Mary Hart and Burt Sugarman have different ideas of what constitutes the ideal day in the desert.

Burt says his perfect day would simply be staying put with Mary and son AJ at their Bighorn home. But if he went out, he’d have breakfast at the retro Keedy’s Fountain Grill in Palm Desert, ordering pancakes with no butter and no syrup. (Burt knows a thing or two about pancakes, being a longtime fan of DuPar’s superlative cakes in Los Angeles.

In fact, in his early working days, Burt was a short order cook at Norm’s coffeehouse in Los Angeles, frying eggs and bacon on the 4:30 a.m. to 9 a.m. shift, wearing a big white hat.)

At Keedy’s, he guessed, Mary would order a Mexican breakfast, and AJ would opt for French toast. They would follow breakfast with a family trip up Palm Springs Aerial Tramway to hike and eat lunch at the top of the Tram. They would come back to the house for a swim and then go to a restaurant at The River at Rancho Mirage for dinner. And then the three of them would go to a movie. If Burt could plan a second day here, he would play golf, but probably only nine holes. “We like golf, but we aren’t addicted to it.”

Mary’s perfect day would start at 7 a.m. with exercise. “I love to go hiking, and I might go to the Bump and Grind trail.” Or she’d go to the gym and work out on a treadmill. “I love our spa here at Bighorn. It’s like having my very own spa in my back yard. It’s the best.” She would follow exercise with a spa pedicure and manicure.

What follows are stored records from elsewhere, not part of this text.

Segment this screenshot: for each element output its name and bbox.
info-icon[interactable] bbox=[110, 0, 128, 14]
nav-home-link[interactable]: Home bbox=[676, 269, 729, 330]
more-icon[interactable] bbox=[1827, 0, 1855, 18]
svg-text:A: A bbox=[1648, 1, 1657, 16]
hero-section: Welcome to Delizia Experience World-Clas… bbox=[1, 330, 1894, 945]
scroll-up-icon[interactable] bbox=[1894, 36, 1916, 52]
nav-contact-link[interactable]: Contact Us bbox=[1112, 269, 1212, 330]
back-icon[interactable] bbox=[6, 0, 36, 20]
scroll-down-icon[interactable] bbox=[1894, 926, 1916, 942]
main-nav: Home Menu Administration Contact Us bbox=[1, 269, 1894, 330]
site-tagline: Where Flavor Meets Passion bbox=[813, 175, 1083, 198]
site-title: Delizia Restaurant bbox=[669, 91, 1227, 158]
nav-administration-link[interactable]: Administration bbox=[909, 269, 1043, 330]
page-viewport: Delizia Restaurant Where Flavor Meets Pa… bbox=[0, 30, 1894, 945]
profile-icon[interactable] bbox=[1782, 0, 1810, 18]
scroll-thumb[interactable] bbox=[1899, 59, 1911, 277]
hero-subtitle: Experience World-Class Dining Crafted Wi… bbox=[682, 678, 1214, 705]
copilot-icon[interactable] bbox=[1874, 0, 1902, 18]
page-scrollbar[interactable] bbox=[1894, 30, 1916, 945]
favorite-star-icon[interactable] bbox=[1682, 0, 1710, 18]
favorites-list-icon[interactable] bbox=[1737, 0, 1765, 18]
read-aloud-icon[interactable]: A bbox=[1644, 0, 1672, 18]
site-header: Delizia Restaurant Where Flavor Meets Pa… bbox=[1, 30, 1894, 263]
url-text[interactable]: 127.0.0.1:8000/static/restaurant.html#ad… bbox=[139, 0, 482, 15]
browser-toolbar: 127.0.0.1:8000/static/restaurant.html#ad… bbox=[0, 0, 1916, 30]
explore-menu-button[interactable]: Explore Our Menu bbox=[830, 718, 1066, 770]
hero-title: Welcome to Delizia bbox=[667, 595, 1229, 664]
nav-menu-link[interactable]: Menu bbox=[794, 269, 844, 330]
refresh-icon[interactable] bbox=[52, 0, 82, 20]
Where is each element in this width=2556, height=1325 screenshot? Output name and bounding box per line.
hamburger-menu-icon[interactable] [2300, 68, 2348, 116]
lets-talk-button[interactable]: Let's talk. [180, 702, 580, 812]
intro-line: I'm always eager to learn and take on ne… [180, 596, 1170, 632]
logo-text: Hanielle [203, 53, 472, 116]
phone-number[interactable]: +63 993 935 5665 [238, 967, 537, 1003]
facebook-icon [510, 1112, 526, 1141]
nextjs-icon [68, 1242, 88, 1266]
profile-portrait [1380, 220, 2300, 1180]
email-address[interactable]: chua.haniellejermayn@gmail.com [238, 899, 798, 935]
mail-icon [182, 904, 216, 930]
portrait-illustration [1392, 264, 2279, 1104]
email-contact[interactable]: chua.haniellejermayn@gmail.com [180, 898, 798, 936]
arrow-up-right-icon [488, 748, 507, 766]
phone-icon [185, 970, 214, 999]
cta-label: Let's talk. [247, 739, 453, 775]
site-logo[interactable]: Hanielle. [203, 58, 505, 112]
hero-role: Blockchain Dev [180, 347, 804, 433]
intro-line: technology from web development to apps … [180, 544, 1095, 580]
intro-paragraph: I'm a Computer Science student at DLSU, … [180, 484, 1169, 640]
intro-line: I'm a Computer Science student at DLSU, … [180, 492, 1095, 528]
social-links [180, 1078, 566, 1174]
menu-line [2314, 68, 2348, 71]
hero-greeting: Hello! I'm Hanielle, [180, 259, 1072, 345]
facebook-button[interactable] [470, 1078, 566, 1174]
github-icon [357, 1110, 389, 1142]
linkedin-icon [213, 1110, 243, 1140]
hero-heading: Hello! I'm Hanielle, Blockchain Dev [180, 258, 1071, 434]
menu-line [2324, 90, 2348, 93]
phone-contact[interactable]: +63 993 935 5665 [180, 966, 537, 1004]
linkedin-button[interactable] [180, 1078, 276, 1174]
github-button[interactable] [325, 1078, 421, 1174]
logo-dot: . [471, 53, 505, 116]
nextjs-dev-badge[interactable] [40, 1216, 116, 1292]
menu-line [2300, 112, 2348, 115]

In the afternoon, she says, she might like a round of golf.

Like Burt, Mary enjoys simply staying at home at night, but notes that they have plenty of social opportunities in the desert. “We actually have more of a social life in the desert than in L.A.,” she says. “We have so many friends here.”

If they were to go out for dinner, she would pick Cuistot or Jillian’s in Palm Desert, or any of the restaurants at The River.

And where would the world-famous expert on entertainment go for entertainment in the valley? “I’m dying to see The  [Fabulous] Palm Springs Follies,” she says. “I haven’t been, but I really want to.”